Each year, NA’AMAT awards financial assistance to about 200 academically gifted Israeli women enabling them to follow their dreams and pursue bachelor’s and master’s degrees in challenging programs of study. Below you’ll hear about the inspiring work our scholarship recipients from years past have undertaken.
“Electric Properties of Self-Assembled Peptide Nanostructures towards their Implementation in Electric Devices”
My name is Moran Amit and I am a Ph.D. student at the department of materials engineering at the Ben-Gurion University of the Negev in Israel, where I also studied towards my B.Sc. and M.Sc. degrees. This is my last year of Ph.D. studies under the supervision of Prof. Nurit Ashkenasy. Intending to pursue an academic career, I plan to continue my training as a postdoctoral fellow at the U.S.
My research focuses on the electric properties of peptides, which are short synthetic proteins, towards their possible implementation in various electric devices in the future. This research is motivated by charge transfer processes in nature, such as in the photosynthesis cycle and neuron signaling in the brain. The choice of peptides is mainly motivated by the relative easy synthesis of peptides and their chemical diversity, which together enable us to design and engineer a specific material “À la carte” with controlled properties. In addition, peptides possess the unique ability to spontaneously organize into nanometric structures (i.e. billionths of a meter in size), a process known as self-assembly, which is of great relevance to the nanotechnology industry. The main goal of my research is to study the different mechanisms of electric charge transport through self-assembled peptide nanostructures and the factors affecting them.
Doctorate Student – Nomi Levenkron
My name is Nomi Levenkron and I am a doctorate student at the Faculty of Law at Tel Aviv University. I am 45 years old, the mother of three children, and live in a kibbutz in Israel’s periphery. After passing the Israel Bar examinations in 2000 and becoming an attorney, and until I began my doctorate studies in 2012, I devoted my professional life to addressing the field of prostitution and trafficking in women. I worked with the victims of trafficking in women as a member of staff in the Hotline for Migrant Workers. Through my work I met many hundreds of victims of trafficking in imprisonment facilities and shelters. I learned their stories, which later formed the basis for my academic work – courses and clinics I have run over the years, as well as my academic writing. I subsequently worked with other weakened populations, including Israeli women engaged in prostitution, girls suffering from anorexia, girls from families of collaborators, and so forth.

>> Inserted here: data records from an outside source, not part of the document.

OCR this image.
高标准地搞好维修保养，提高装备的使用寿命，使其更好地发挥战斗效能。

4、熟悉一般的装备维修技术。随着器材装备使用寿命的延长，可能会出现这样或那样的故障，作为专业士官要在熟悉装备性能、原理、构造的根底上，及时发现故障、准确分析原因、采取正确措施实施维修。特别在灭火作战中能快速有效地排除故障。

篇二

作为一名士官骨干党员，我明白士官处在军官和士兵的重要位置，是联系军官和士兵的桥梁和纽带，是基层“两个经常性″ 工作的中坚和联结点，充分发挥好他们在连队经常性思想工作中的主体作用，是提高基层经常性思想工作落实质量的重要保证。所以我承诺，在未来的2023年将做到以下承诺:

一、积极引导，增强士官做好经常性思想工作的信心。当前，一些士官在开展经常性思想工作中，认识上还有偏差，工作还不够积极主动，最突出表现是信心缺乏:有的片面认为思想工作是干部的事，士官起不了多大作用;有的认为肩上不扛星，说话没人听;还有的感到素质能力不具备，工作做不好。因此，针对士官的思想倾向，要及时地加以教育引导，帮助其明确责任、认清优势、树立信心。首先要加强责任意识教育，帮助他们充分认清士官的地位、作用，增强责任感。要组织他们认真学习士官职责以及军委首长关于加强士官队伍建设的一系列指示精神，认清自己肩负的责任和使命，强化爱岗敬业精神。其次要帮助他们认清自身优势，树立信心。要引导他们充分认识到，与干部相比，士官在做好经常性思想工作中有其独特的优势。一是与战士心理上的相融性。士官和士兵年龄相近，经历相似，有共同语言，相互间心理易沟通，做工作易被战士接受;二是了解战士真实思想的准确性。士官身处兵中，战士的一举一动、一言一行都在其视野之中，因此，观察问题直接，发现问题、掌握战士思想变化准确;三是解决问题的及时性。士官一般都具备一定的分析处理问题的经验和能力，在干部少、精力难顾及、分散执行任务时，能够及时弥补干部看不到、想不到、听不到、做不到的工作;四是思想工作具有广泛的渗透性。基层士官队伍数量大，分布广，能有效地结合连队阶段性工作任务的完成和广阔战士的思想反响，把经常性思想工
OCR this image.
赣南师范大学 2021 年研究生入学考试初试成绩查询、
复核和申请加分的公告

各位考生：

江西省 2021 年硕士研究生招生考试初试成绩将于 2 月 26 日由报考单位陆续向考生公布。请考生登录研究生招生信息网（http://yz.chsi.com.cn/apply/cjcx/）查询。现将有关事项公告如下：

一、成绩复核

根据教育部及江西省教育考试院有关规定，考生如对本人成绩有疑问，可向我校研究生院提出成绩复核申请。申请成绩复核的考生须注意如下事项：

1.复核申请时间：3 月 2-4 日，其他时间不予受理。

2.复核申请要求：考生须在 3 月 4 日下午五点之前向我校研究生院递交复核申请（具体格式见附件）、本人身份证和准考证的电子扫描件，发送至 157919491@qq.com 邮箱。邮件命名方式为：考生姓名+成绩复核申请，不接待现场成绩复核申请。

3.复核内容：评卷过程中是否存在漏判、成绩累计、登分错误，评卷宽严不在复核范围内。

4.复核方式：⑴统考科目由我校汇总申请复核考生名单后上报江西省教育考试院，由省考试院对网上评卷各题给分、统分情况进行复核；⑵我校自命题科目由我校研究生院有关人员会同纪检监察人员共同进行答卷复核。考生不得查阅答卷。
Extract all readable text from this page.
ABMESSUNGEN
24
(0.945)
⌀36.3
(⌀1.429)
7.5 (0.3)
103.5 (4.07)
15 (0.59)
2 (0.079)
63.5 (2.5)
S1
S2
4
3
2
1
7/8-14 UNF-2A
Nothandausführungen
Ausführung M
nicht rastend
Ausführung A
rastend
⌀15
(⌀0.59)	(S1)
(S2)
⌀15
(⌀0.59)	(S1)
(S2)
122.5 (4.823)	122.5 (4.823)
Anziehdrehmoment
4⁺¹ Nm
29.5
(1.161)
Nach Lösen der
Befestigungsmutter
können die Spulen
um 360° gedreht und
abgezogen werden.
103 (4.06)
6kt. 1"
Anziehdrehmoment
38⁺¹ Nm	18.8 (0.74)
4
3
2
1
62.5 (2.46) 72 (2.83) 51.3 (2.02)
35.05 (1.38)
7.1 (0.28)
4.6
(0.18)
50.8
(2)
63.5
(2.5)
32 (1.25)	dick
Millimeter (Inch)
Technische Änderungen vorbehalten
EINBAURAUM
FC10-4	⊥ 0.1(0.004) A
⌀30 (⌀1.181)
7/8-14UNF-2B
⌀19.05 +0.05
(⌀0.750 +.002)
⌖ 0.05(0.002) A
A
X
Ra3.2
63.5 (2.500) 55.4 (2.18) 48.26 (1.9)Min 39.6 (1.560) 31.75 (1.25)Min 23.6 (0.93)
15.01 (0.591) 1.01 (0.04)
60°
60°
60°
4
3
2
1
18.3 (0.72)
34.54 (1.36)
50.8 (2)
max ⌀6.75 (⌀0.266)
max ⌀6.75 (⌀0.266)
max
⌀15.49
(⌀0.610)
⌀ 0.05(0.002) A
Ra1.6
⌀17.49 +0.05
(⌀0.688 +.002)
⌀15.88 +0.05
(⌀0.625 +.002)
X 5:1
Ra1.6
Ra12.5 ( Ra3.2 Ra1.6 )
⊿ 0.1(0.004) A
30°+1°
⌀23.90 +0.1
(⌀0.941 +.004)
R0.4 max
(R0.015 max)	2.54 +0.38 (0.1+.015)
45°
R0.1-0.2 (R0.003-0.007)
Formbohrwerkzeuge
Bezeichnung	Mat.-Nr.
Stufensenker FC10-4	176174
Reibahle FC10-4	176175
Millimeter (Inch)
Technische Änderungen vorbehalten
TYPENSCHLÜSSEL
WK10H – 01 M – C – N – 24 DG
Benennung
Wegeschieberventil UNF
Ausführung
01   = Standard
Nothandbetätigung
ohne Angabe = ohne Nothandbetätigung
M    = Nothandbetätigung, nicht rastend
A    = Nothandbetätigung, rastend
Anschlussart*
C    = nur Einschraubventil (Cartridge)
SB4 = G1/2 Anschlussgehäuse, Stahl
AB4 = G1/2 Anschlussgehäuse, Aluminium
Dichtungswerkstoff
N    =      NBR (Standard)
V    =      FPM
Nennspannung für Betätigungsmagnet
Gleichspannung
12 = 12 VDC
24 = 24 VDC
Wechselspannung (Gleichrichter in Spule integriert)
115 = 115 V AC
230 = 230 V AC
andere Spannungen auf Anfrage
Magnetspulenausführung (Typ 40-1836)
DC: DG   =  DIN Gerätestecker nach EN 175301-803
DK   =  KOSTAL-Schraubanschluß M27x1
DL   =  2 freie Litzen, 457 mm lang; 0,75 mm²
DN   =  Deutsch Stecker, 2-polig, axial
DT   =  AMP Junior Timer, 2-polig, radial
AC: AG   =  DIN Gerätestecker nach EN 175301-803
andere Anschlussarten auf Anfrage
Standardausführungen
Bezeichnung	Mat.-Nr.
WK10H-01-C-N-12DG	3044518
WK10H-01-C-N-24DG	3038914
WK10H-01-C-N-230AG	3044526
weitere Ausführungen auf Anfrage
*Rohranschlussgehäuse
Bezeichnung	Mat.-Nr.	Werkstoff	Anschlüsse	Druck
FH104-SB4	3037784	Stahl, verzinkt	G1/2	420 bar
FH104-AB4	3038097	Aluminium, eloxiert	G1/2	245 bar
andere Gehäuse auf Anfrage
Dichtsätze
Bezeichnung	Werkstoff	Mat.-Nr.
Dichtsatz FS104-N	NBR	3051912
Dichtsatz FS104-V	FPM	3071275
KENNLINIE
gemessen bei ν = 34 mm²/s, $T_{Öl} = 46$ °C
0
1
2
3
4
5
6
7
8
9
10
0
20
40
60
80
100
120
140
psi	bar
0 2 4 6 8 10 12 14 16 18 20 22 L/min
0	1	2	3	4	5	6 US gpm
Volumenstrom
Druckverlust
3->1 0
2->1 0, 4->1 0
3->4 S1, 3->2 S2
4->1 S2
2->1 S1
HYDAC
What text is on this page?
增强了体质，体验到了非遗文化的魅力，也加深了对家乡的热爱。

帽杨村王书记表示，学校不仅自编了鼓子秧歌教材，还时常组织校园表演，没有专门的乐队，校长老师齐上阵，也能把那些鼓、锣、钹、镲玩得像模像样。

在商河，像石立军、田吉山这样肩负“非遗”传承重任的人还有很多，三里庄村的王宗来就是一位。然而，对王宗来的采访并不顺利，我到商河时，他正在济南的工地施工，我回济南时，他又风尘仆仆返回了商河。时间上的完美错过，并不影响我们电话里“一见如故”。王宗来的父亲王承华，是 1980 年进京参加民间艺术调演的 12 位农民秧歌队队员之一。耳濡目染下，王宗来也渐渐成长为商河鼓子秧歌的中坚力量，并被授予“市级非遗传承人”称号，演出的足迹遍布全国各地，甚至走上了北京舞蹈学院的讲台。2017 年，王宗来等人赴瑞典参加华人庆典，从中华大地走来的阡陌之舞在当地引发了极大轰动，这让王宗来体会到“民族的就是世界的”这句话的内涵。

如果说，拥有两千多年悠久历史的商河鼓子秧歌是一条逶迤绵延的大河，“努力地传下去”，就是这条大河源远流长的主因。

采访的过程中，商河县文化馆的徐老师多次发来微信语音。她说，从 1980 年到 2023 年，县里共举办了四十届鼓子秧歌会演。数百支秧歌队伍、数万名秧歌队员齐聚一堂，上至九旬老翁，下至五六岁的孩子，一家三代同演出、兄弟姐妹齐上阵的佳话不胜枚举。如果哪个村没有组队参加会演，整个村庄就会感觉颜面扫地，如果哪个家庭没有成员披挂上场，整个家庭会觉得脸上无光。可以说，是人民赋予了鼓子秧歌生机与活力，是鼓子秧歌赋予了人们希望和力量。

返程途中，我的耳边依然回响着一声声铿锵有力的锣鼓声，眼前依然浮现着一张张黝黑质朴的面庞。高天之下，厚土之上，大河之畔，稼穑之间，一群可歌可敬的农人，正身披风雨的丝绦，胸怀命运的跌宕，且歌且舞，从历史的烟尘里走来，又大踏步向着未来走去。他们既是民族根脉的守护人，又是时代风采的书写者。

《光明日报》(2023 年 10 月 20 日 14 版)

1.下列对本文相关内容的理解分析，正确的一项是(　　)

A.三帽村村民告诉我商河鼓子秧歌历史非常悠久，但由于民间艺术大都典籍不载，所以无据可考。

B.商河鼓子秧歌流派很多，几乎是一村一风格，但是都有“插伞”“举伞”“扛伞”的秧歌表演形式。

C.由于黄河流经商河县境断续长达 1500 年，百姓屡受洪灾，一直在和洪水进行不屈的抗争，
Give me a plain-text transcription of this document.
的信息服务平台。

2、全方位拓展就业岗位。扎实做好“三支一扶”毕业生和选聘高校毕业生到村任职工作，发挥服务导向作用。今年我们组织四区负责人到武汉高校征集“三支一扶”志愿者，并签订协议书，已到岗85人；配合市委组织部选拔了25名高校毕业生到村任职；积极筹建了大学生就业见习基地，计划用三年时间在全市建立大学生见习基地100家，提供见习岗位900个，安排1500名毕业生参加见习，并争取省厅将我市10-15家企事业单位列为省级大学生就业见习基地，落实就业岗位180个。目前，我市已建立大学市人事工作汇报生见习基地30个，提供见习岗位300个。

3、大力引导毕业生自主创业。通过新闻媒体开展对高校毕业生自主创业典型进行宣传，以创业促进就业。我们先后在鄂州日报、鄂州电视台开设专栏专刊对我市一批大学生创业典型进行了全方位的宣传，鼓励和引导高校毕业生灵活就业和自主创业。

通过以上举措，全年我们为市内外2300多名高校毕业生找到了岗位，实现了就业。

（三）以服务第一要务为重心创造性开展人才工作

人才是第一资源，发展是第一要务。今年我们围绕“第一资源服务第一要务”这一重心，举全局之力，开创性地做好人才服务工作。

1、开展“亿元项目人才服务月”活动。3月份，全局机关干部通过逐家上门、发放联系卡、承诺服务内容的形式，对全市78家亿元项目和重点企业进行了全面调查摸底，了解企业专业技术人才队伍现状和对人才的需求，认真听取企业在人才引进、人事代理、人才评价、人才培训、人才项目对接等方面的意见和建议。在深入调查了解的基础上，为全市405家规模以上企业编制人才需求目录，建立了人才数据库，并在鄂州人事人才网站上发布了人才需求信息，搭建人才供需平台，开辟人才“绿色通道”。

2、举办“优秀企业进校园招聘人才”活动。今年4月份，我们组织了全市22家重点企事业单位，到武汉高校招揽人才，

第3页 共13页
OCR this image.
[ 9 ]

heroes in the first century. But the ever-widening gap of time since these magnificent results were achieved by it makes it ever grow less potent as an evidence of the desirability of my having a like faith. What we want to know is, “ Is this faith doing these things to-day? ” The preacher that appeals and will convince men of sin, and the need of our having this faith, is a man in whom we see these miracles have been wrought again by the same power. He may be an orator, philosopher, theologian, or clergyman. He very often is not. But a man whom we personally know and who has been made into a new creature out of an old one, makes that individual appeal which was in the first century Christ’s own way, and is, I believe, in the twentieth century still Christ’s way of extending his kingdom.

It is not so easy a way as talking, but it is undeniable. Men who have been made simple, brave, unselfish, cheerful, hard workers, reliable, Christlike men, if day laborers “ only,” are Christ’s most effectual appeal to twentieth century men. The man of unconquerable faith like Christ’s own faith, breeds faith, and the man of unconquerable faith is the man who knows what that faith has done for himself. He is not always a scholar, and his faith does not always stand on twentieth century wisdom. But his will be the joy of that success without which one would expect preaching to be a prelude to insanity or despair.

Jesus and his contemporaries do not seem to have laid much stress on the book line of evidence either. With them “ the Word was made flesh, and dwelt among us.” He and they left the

“The Marriage Market and Academic Education among Muslim Women in Israel”
Marian Tehawkho: I am a PhD student in the Department of Economics at Haifa University; I live with my husband and our three children in Kfar Kama, a Circassian village in the Lower Galilee. I would like to thank you for your generous scholarship, your support is important in promoting research in the field of gender and will contribute to strengthening the status of women in Israeli academy.
הקלד טקסט או כתובת אתר או תרגם מסמך.
Over the last decades, College attendance in most countries has increased faster among women than among men. A similar trend also exists in Israel for the Jewish population and even more so for Arabs: in 2011, the proportion of women among Arab students studying for a first degree was 65% compared to 53% in the Jewish population. But while in most countries this trend is also translated to a corresponding increase in labor force participation rates, among Arab women and mainly Muslims is Israel, the reality is a little different. In particular, the participation rate among Jewish women has increased during the last two decades at all levels of education, whereas among Muslim women with post-secondary education labor force participation is volatile with a declining trend.
Research summary – Tali Ilovitsh
First, it is a great honor for me to receive the Idelson Foundation Fellowship for Ph.D. students, Naamat. I’m a Ph.D. student in the faculty of electrical engineering at Bar Ilan University, Ramat-Gan, Israel, in Prof. Zeev Zalvesky’s lab. I have an M.S. and B.S. with honors in Electrical Engineering from BIU in the direct course. As a mother to a one year old baby girl, this fellowship will be of an immense assistance to us. I intend to do a postdoc abroad and return as a researcher and hope to become a role model to many young women, who consider following their talents and aspirations in academia, in a field that is traditionally dominated by men.
My research focuses on two main fields. The first is super resolved microscopy that is aimed for pushing the limits of nanometer-scale optical microscopy techniques with the goal of studying molecular-scale biological systems, thus providing valuable insights into cellular processes.
The second aspect of the my research is to use optical image processing in order to perform mathematical transforms for pattern recognition that is widely used in biomedical applications like computer tomography. Conventionally it is done digitally using computers and therefore is limited by the processor’s speed, while implementing it optically will increase processing speed immensely. One such of a transform is the radon transform, which we were able to successfully implement it using a novel optical system in a single frame with an optical system that is simple, fast and accurate.